Doch wer fleissig übe, könne schon bald seinen ersten herzzerreissenden Jauchzer über die Berge schicken, oder in die Berliner Hinterhöfe.

swissinfo, Paola Carega

Jodeln ist Singen auf Lautsilben ohne Bedeutung. Üblich sind zum Beispiel Silbenfolgen wie «Hodaro», «Iohodraeho» oder «Holadaittijo».

Grosse Intervallsprünge, ein weiter Tonumfang und häufiges schnelles Umschlagen zwischen Brust- und Falsettstimme sind charakteristisch für das Jodeln.
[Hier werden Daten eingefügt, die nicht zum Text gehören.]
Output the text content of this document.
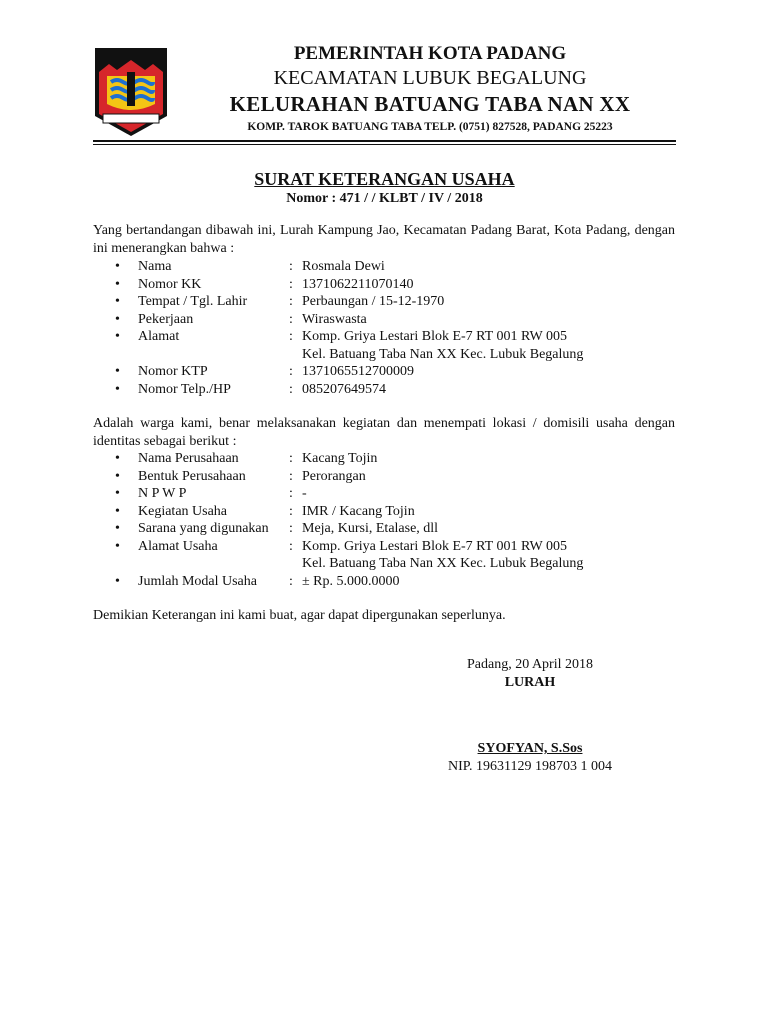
PEMERINTAH KOTA PADANG
KECAMATAN LUBUK BEGALUNG
KELURAHAN BATUANG TABA NAN XX
KOMP. TAROK BATUANG TABA TELP. (0751) 827528, PADANG 25223
SURAT KETERANGAN USAHA
Nomor : 471 / / KLBT / IV / 2018
Yang bertandangan dibawah ini, Lurah Kampung Jao, Kecamatan Padang Barat, Kota Padang, dengan ini menerangkan bahwa :
• Nama	: Rosmala Dewi
• Nomor KK	: 1371062211070140
• Tempat / Tgl. Lahir	: Perbaungan / 15-12-1970
• Pekerjaan	: Wiraswasta
• Alamat	: Komp. Griya Lestari Blok E-7 RT 001 RW 005
Kel. Batuang Taba Nan XX Kec. Lubuk Begalung
• Nomor KTP	: 1371065512700009
• Nomor Telp./HP	: 085207649574
Adalah warga kami, benar melaksanakan kegiatan dan menempati lokasi / domisili usaha dengan identitas sebagai berikut :
• Nama Perusahaan	: Kacang Tojin
• Bentuk Perusahaan	: Perorangan
• N P W P	: -
• Kegiatan Usaha	: IMR / Kacang Tojin
• Sarana yang digunakan : Meja, Kursi, Etalase, dll
• Alamat Usaha	: Komp. Griya Lestari Blok E-7 RT 001 RW 005
Kel. Batuang Taba Nan XX Kec. Lubuk Begalung
• Jumlah Modal Usaha : ± Rp. 5.000.0000
Demikian Keterangan ini kami buat, agar dapat dipergunakan seperlunya.
Padang, 20 April 2018
LURAH
SYOFYAN, S.Sos
NIP. 19631129 198703 1 004
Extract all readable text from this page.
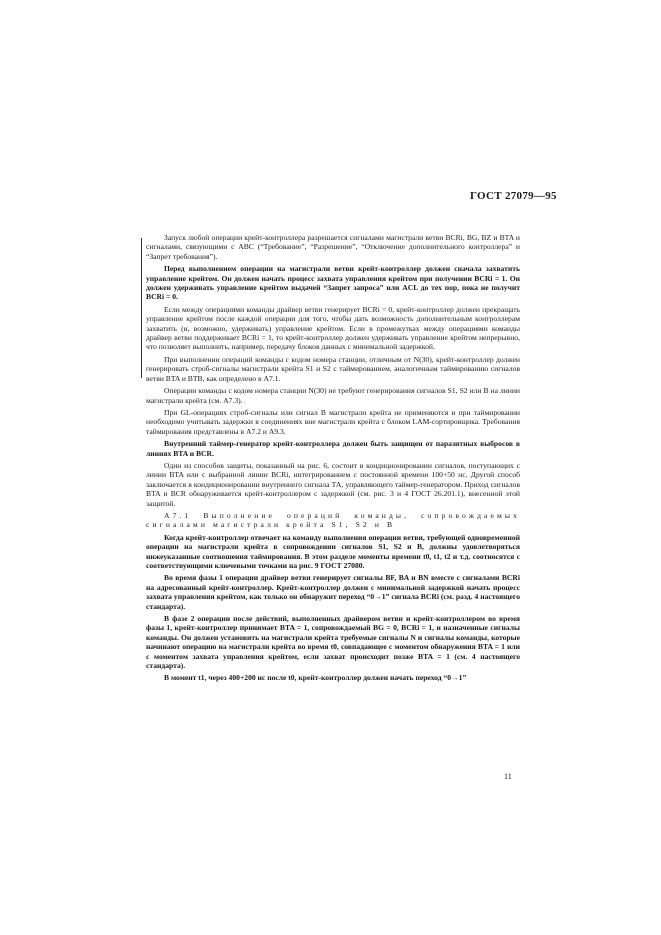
ГОСТ 27079—95

Запуск любой операции крейт-контроллера разрешается сигналами магистрали ветви BCRi, BG, BZ и BTA и сигналами, связующими с АВС (“Требование”, “Разрешение”, “Отключение дополнительного контроллера” и “Запрет требования”).

Перед выполнением операции на магистрали ветви крейт-контроллер должен сначала захватить управление крейтом. Он должен начать процесс захвата управления крейтом при получении BCRi = 1. Он должен удерживать управление крейтом выдачей “Запрет запроса” или ACL до тех пор, пока не получит BCRi = 0.

Если между операциями команды драйвер ветви генерирует BCRi = 0, крейт-контроллер должен прекращать управление крейтом после каждой операции для того, чтобы дать возможность дополнительным контроллерам захватить (и, возможно, удерживать) управление крейтом. Если в промежутках между операциями команды драйвер ветви поддерживает BCRi = 1, то крейт-контроллер должен удерживать управление крейтом непрерывно, что позволяет выполнить, например, передачу блоков данных с минимальной задержкой.

При выполнении операций команды с кодом номера станции, отличным от N(30), крейт-контроллер должен генерировать строб-сигналы магистрали крейта S1 и S2 с таймированием, аналогичным таймированию сигналов ветви BTA и BTB, как определено в А7.1.

Операции команды с кодом номера станции N(30) не требуют генерирования сигналов S1, S2 или B на линии магистрали крейта (см. А7.3).

При GL-операциях строб-сигналы или сигнал B магистрали крейта не применяются и при таймировании необходимо учитывать задержки в соединениях вне магистрали крейта с блоком LAM-сортировщика. Требования таймирования представлены в А7.2 и А9.3.

Внутренний таймер-генератор крейт-контроллера должен быть защищен от паразитных выбросов в линиях BTA и BCR.

Один из способов защиты, показанный на рис. 6, состоит в кондиционировании сигналов, поступающих с линии BTA или с выбранной линии BCRi, интегрированием с постоянной времени 100+50 нс. Другой способ заключается в кондиционировании внутреннего сигнала ТА, управляющего таймер-генератором. Приход сигналов BTA и BCR обнаруживается крейт-контроллером с задержкой (см. рис. 3 и 4 ГОСТ 26.201.1), внесенной этой защитой.

А7.1 Выполнение операций команды, сопровождаемых сигналами магистрали крейта S1, S2 и B

Когда крейт-контроллер отвечает на команду выполнения операции ветви, требующей одновременной операции на магистрали крейта в сопровождении сигналов S1, S2 и B, должны удовлетворяться нижеуказанные соотношения таймирования. В этом разделе моменты времени t0, t1, t2 и т.д. соотносятся с соответствующими ключевыми точками на рис. 9 ГОСТ 27080.

Во время фазы 1 операции драйвер ветви генерирует сигналы BF, BA и BN вместе с сигналами BCRi на адресованный крейт-контроллер. Крейт-контроллер должен с минимальной задержкой начать процесс захвата управления крейтом, как только он обнаружит переход “0→1” сигнала BCRi (см. разд. 4 настоящего стандарта).

В фазе 2 операции после действий, выполненных драйвером ветви и крейт-контроллером во время фазы 1, крейт-контроллер принимает BTA = 1, сопровождаемый BG = 0, BCRi = 1, и назначенные сигналы команды. Он должен установить на магистрали крейта требуемые сигналы N и сигналы команды, которые начинают операцию на магистрали крейта во время t0, совпадающее с моментом обнаружения BTA = 1 или с моментом захвата управления крейтом, если захват происходит позже BTA = 1 (см. 4 настоящего стандарта).

В момент t1, через 400+200 нс после t0, крейт-контроллер должен начать переход “0→1”

11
Die Ursprünge gehen auf prähistorische Zeiten zurück: In wahrscheinlich allen gebirgigen und unwegsamen Regionen der Welt gab es verschiedene Techniken, um mit Rufen weite Distanzen akustisch zu überbrücken.

So kommunizierten Hirten in den Alpen von Alm zu Alm mit dem Juchzer, und auch das Vieh wurde mit einem Jodler angelockt.

Jodelformen existieren unter anderem bei den Inuit, im Kaukasus, in China, Thailand und Kambodscha.

In der Schweiz jodelt man heute vor allem in der Innerschweiz, im Appenzellischen, im Toggenburg, im Berner- und im Freiburgerland.

Typisch sind dabei mehrstimmige Jodelchöre, die sich im 19. Jahrhundert entwickelt haben.